Desde hace más de cincuenta años, Newbery y Pampero se enfrentan
todas las semanas, sobre la mesa del living de la casa de Serra. ¿Están
locos Serra y Berruti? ¿Son grandulones, ludópatas o alguna otra clase
no descripta de freaks inofensivos? Lo que muestra Cracks de nácar es a
dos tipos tan entregados a una pasión que pueden recordar con precisión
el día de 1958 (’57, tal vez) en que esa pasión se inició, para ya nunca
más cesar. Tan obsesivos como para salir en busca de botones y después
entalcarlos, lijarlos y encerarlos, cuestión de “mejorar su
rendimiento”. Tan confiados en el simulacro como para ponerle nombre y
apellido a cada “jugador” y reconocer en ellos una característica
distintiva, un talento, un estilo de juego. ¿No se aburren de jugar
siempre entre ellos? Por lo visto, no. ¿Son dos misóginos solitarios,
agarrados a sus chiches de varón? La mujer de Serra, que parece observar
la manía del marido con divertida resignación (“¿qué puede estar
haciendo?”, le dice a alguien del otro lado de la línea telefónica,
mientras Alfredo moja meticulosamente una lija extendida sobre la mesa)
demuestra que no.Setentones, Berruti y Serra son periodistas muy conocidos, que siguen en la profesión. De Berruti se recordará su paso por la sección Espectáculos de Clarín, algún programa de radio más reciente o, sobre todo, aquel dúo televisivo junto a Carlos Morelli, en el clásico Función privada, cuando solían rematar la presentación de una película con alguna libación. Las libaciones siguen, ahora junto a Serra, que en su casa tiene instalado un minibar llamado, como el de Casablanca, Rick’s Café. Serra es dueño de una larga trayectoria, que lo llevó de las postrimerías de Crítica al diario Crónica y de allí a editorial Atlántida, donde desde hace años es, sí, redactor jefe de la revista Gente. Pero está claro, por más que recuerden sus años del Instituto Grafotécnico o repasen su vida profesional en fotos frente a cámara, que lo que de veras los apasiona son los botones. O lo que más les interesa de ellos a Daniel Casabé y Edgardo Dieleke, directores de este documental cálido, íntimo, lúdico, tal vez melancólico, que un par de años atrás se vio primero en el Festival de Mar del Plata, después en el Bafici.
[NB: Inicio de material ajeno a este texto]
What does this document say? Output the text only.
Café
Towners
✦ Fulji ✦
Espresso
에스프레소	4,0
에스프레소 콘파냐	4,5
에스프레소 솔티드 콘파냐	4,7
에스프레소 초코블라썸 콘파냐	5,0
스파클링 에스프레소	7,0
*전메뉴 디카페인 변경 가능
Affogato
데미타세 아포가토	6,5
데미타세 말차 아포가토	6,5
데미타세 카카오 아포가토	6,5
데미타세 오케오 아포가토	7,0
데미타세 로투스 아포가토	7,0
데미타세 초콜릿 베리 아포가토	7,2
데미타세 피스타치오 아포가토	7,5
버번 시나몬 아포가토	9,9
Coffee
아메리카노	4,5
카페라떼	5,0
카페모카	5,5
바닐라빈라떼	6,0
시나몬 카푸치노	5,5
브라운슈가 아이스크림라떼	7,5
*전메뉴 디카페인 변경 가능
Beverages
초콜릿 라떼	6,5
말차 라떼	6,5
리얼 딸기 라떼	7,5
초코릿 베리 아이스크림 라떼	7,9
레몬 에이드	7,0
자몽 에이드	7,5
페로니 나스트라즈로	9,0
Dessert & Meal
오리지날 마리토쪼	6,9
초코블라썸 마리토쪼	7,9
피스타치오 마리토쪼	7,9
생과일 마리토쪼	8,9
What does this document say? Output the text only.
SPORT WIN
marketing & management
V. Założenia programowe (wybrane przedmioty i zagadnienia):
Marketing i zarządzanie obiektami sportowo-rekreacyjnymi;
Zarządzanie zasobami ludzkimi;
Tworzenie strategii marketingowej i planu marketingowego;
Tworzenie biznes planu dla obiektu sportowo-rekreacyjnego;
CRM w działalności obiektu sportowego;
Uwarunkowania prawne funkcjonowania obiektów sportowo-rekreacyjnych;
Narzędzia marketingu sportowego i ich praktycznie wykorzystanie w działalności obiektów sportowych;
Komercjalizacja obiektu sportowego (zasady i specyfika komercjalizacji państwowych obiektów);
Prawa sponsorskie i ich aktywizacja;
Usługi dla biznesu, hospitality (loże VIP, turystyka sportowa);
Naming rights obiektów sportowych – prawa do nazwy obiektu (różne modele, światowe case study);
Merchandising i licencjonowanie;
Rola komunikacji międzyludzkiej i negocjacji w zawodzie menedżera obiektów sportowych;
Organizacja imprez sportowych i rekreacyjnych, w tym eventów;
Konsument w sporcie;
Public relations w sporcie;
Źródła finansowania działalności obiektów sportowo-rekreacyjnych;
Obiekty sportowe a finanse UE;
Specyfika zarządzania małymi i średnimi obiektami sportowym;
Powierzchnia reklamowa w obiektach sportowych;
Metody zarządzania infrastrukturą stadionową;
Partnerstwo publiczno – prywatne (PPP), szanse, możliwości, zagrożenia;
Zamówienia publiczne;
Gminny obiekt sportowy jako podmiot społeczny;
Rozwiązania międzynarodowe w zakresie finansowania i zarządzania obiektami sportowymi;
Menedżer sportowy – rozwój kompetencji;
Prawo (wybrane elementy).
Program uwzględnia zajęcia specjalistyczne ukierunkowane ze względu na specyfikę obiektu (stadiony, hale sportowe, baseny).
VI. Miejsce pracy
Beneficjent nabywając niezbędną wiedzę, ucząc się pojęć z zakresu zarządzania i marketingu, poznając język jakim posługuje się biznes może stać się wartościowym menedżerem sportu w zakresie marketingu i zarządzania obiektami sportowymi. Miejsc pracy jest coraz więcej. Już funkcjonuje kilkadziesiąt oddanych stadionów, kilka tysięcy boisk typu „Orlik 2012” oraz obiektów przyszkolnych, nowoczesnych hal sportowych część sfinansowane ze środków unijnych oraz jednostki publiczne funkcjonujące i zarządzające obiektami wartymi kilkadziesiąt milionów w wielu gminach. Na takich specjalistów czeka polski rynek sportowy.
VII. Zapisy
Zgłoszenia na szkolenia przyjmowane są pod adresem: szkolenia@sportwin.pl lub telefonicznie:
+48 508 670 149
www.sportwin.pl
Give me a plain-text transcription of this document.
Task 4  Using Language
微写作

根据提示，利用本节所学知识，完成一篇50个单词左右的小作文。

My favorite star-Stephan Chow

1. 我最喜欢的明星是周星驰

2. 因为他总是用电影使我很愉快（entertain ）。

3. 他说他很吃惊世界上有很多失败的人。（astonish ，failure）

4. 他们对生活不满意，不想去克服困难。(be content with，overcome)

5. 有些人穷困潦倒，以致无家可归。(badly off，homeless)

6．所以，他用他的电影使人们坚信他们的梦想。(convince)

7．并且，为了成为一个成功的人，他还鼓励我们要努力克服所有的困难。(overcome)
Directores y protagonistas parecen compartir algunas cosas. El sentido del humor, por ejemplo. Serra y Berruti recuerdan, tentados de risa, al faquir que a la vez hacía de bailarín de rock and roll en el viejo Parque Retiro. Casabé y Dieleke intercalan, a intervalos regulares, unos “micros” llamados “Glorias de ayer y de hoy”, dedicados a repasar las trayectorias de Nicasio Bordenave y sus colegas. Bien ritmado, bien filmado y bien montado (la visita al anticuario botonero es ejemplar), Cracks de nácar es la clase de documental que se alía con sus protagonistas, permitiendo al espectador hacer lo propio. Si algo no necesitaba Cracks de nácar era ficción, porque dos personajes como Serra y Berruti en buena medida lo son. Por eso hacen ruido, desentonan, tanto la escena en que uno de ellos entra a una habitación a robar botones como el presunto extravío de Bordenave, justo antes de un partido decisivo. Para no hablar de ese clásico Argentina-Brasil en versión botón, tan forzado que a la hora del clímax se disuelve y desaparece, justo cuando nos aprestábamos a disfrutar de él.